From what I've read Jews were only really emancipated in the UK around the 1830's, and European society remained broadly antisemitic until after WW2. Did Disraeli have to overcome a lot of prejudice or was the English political establishment relatively progressive in this regard?
I'm also curious if foreign leaders took issue with it (apparently Bismarck affectionately referred to him as "der alte Jude", which at least suggests it was a defining characteristic) or if his Jewishness was used in propaganda.

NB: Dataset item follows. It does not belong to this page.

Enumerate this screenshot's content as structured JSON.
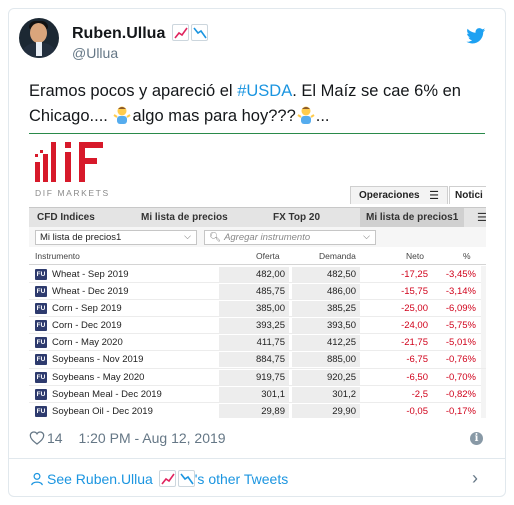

Benjamin Disraeli had an interesting relationship with his Jewish roots, as did the rest of Britain. So, firstly, he was a practicing Anglican from the age of twelve, married to a member of the Christian aristocracy, and as a novelist published books that reinforced social boundaries (the plot of Sybil features a working-classic daughter of a Chsrtist fall for a young aristocrat, this is only resolved when she discovers that her long lost mother was an aristocrat all along.)

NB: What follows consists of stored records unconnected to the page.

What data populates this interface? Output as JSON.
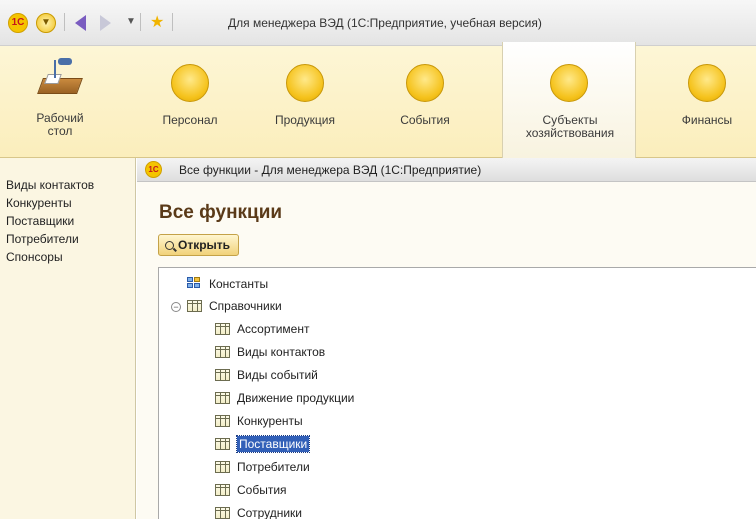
{
  "window": {
    "title": "Для менеджера ВЭД  (1С:Предприятие, учебная версия)",
    "logo_text": "1С"
  },
  "sections": [
    {
      "label": "Рабочий стол",
      "icon": "desk-icon",
      "active": false
    },
    {
      "label": "Персонал",
      "icon": "section-icon",
      "active": false
    },
    {
      "label": "Продукция",
      "icon": "section-icon",
      "active": false
    },
    {
      "label": "События",
      "icon": "section-icon",
      "active": false
    },
    {
      "label": "Субъекты хозяйствования",
      "icon": "section-icon",
      "active": true
    },
    {
      "label": "Финансы",
      "icon": "section-icon",
      "active": false
    }
  ],
  "leftnav": {
    "items": [
      "Виды контактов",
      "Конкуренты",
      "Поставщики",
      "Потребители",
      "Спонсоры"
    ]
  },
  "subwindow": {
    "title": "Все функции - Для менеджера ВЭД  (1С:Предприятие)",
    "heading": "Все функции",
    "open_button": "Открыть"
  },
  "tree": {
    "constants": "Константы",
    "catalogs": "Справочники",
    "items": [
      {
        "label": "Ассортимент",
        "selected": false
      },
      {
        "label": "Виды контактов",
        "selected": false
      },
      {
        "label": "Виды событий",
        "selected": false
      },
      {
        "label": "Движение продукции",
        "selected": false
      },
      {
        "label": "Конкуренты",
        "selected": false
      },
      {
        "label": "Поставщики",
        "selected": true
      },
      {
        "label": "Потребители",
        "selected": false
      },
      {
        "label": "События",
        "selected": false
      },
      {
        "label": "Сотрудники",
        "selected": false
      }
    ]
  },
  "colors": {
    "section_bg": "#fbeebc",
    "selection": "#3260b8",
    "heading": "#5a3a18"
  }
}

In Britain at the time most people's experience of Jews, and most subsequent stereotypes, were of Ashkenazi immigrants from Russia, Germany, and Poland. These are distinct ethno-linguistic group from the southern-European Sepphardi - Disraeli's father was Sepphardi. In Mayhew's London Labour and the London Poor he interviews (or claims to interview - it is a highly embellished account intended for middle class gawking, not sociology) a young Ashkenazi Jewish boy living in the East End. The boy claims to have heard of Disraeli and quotes 'I wish he was my uncle', but Mayhew drives the point that this wave of recent Russian immigration (that most anti-Semites were particularly concerned about) were not the educated and genteel Sepphardi business owners of the West End. He has a great deal to say on London's Jewry, most of it very offensive, but that's the only mention of the prime minister.

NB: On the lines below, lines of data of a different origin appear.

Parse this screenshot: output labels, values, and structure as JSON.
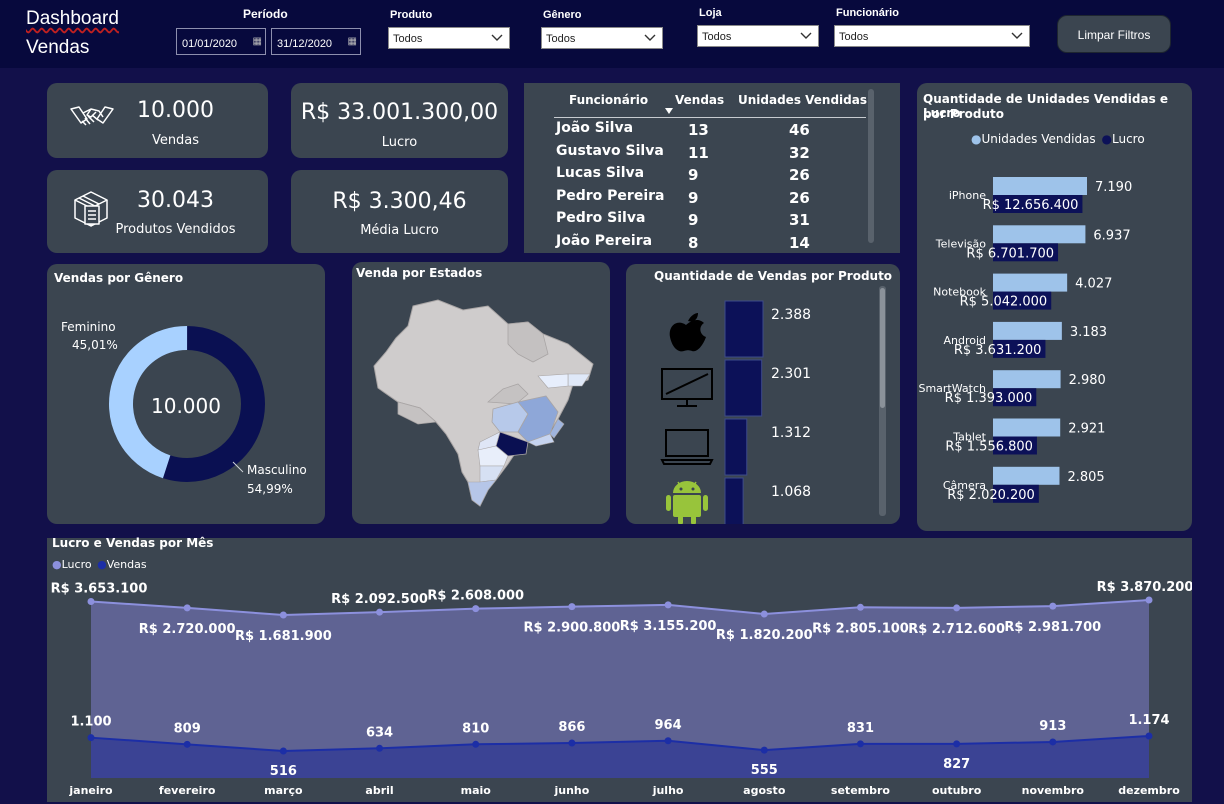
{
  "header": {
    "title_line1": "Dashboard",
    "title_line2": "Vendas",
    "periodo_label": "Período",
    "date_start": "01/01/2020",
    "date_end": "31/12/2020",
    "produto_label": "Produto",
    "produto_value": "Todos",
    "genero_label": "Gênero",
    "genero_value": "Todos",
    "loja_label": "Loja",
    "loja_value": "Todos",
    "funcionario_label": "Funcionário",
    "funcionario_value": "Todos",
    "clear_button": "Limpar Filtros"
  },
  "kpis": {
    "vendas_value": "10.000",
    "vendas_label": "Vendas",
    "lucro_value": "R$ 33.001.300,00",
    "lucro_label": "Lucro",
    "produtos_value": "30.043",
    "produtos_label": "Produtos Vendidos",
    "media_value": "R$ 3.300,46",
    "media_label": "Média Lucro"
  },
  "employees": {
    "headers": [
      "Funcionário",
      "Vendas",
      "Unidades Vendidas"
    ],
    "rows": [
      {
        "name": "João Silva",
        "vendas": "13",
        "unidades": "46"
      },
      {
        "name": "Gustavo Silva",
        "vendas": "11",
        "unidades": "32"
      },
      {
        "name": "Lucas Silva",
        "vendas": "9",
        "unidades": "26"
      },
      {
        "name": "Pedro Pereira",
        "vendas": "9",
        "unidades": "26"
      },
      {
        "name": "Pedro Silva",
        "vendas": "9",
        "unidades": "31"
      },
      {
        "name": "João Pereira",
        "vendas": "8",
        "unidades": "14"
      }
    ]
  },
  "genero": {
    "title": "Vendas por Gênero",
    "center": "10.000",
    "feminino_label": "Feminino",
    "feminino_pct": "45,01%",
    "masculino_label": "Masculino",
    "masculino_pct": "54,99%",
    "feminino_share": 0.4501,
    "masculino_share": 0.5499,
    "color_feminino": "#a8d1ff",
    "color_masculino": "#0a1052"
  },
  "estados": {
    "title": "Venda por Estados"
  },
  "produtos_vendas": {
    "title": "Quantidade de Vendas por Produto",
    "items": [
      {
        "icon": "apple-icon",
        "value": 2388,
        "label": "2.388"
      },
      {
        "icon": "television-icon",
        "value": 2301,
        "label": "2.301"
      },
      {
        "icon": "notebook-icon",
        "value": 1312,
        "label": "1.312"
      },
      {
        "icon": "android-icon",
        "value": 1068,
        "label": "1.068"
      }
    ]
  },
  "unidades_lucro": {
    "title_line1": "Quantidade de Unidades Vendidas e Lucro",
    "title_line2": "por Produto",
    "legend": [
      "Unidades Vendidas",
      "Lucro"
    ],
    "colors": {
      "unidades": "#9ec3ea",
      "lucro": "#0c1158"
    },
    "products": [
      {
        "name": "iPhone",
        "unidades": 7190,
        "unidades_label": "7.190",
        "lucro": 12656400,
        "lucro_label": "R$ 12.656.400"
      },
      {
        "name": "Televisão",
        "unidades": 6937,
        "unidades_label": "6.937",
        "lucro": 6701700,
        "lucro_label": "R$ 6.701.700"
      },
      {
        "name": "Notebook",
        "unidades": 4027,
        "unidades_label": "4.027",
        "lucro": 5042000,
        "lucro_label": "R$ 5.042.000"
      },
      {
        "name": "Android",
        "unidades": 3183,
        "unidades_label": "3.183",
        "lucro": 3631200,
        "lucro_label": "R$ 3.631.200"
      },
      {
        "name": "SmartWatch",
        "unidades": 2980,
        "unidades_label": "2.980",
        "lucro": 1393000,
        "lucro_label": "R$ 1.393.000"
      },
      {
        "name": "Tablet",
        "unidades": 2921,
        "unidades_label": "2.921",
        "lucro": 1556800,
        "lucro_label": "R$ 1.556.800"
      },
      {
        "name": "Câmera",
        "unidades": 2805,
        "unidades_label": "2.805",
        "lucro": 2020200,
        "lucro_label": "R$ 2.020.200"
      }
    ]
  },
  "chart_data": {
    "type": "area",
    "title": "Lucro e Vendas por Mês",
    "legend": [
      "Lucro",
      "Vendas"
    ],
    "categories": [
      "janeiro",
      "fevereiro",
      "março",
      "abril",
      "maio",
      "junho",
      "julho",
      "agosto",
      "setembro",
      "outubro",
      "novembro",
      "dezembro"
    ],
    "series": [
      {
        "name": "Lucro",
        "color": "#8c90dd",
        "values": [
          3653100,
          2720000,
          1681900,
          2092500,
          2608000,
          2900800,
          3155200,
          1820200,
          2805100,
          2712600,
          2981700,
          3870200
        ],
        "labels": [
          "R$ 3.653.100",
          "R$ 2.720.000",
          "R$ 1.681.900",
          "R$ 2.092.500",
          "R$ 2.608.000",
          "R$ 2.900.800",
          "R$ 3.155.200",
          "R$ 1.820.200",
          "R$ 2.805.100",
          "R$ 2.712.600",
          "R$ 2.981.700",
          "R$ 3.870.200"
        ]
      },
      {
        "name": "Vendas",
        "color": "#1c2ea6",
        "values": [
          1100,
          809,
          516,
          634,
          810,
          866,
          964,
          555,
          831,
          827,
          913,
          1174
        ],
        "labels": [
          "1.100",
          "809",
          "516",
          "634",
          "810",
          "866",
          "964",
          "555",
          "831",
          "827",
          "913",
          "1.174"
        ]
      }
    ]
  }
}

For his relationship, he renounced Judaism as a child and was for all intents and purposes as Christian as any other MP. He also greatly re-wrote his family tree, claiming his father was descended from a line of Venetian statesmen - and overlooking that his mother actually was related to the Rothschilds. This also worked to reinforce his link to an established (and fictional) dynasty of valued royal advisors, and distanced himself from his mother's Ashkenazi roots. This played well to the new-immigration fearing anti-Semitic voters, and reinforced himself as a favourite of Queen Victoria.
Which leads us to the political climate of the time - Disraeli headed the royalist, conservative, and pro-Empire Conservative Party as a member of the ruling class, not as a former Jew. He'd been a lawyer, a stock dealer, he'd published novels about the importance of class, and he was loved by the Queen. Yet he also supported election reform (Sybil is, in many ways, a rectifying of the aristocracy and the Chartists), and protectionism of British industry. He had well-publicised affairs and attended society parties - compared to Gladstone he was an exciting new mood in Westminster, despite being a career politician and professional social climber.
That's not to say that his heritage didn't hurt him in politics, it certainly did. It was used as an attack by his political rivals occasionally throughout his career. But racial attacks are a part of politics - we still see that today - and all the Victorian MPs with Jewish or Irish heritage became experts at deflecting it.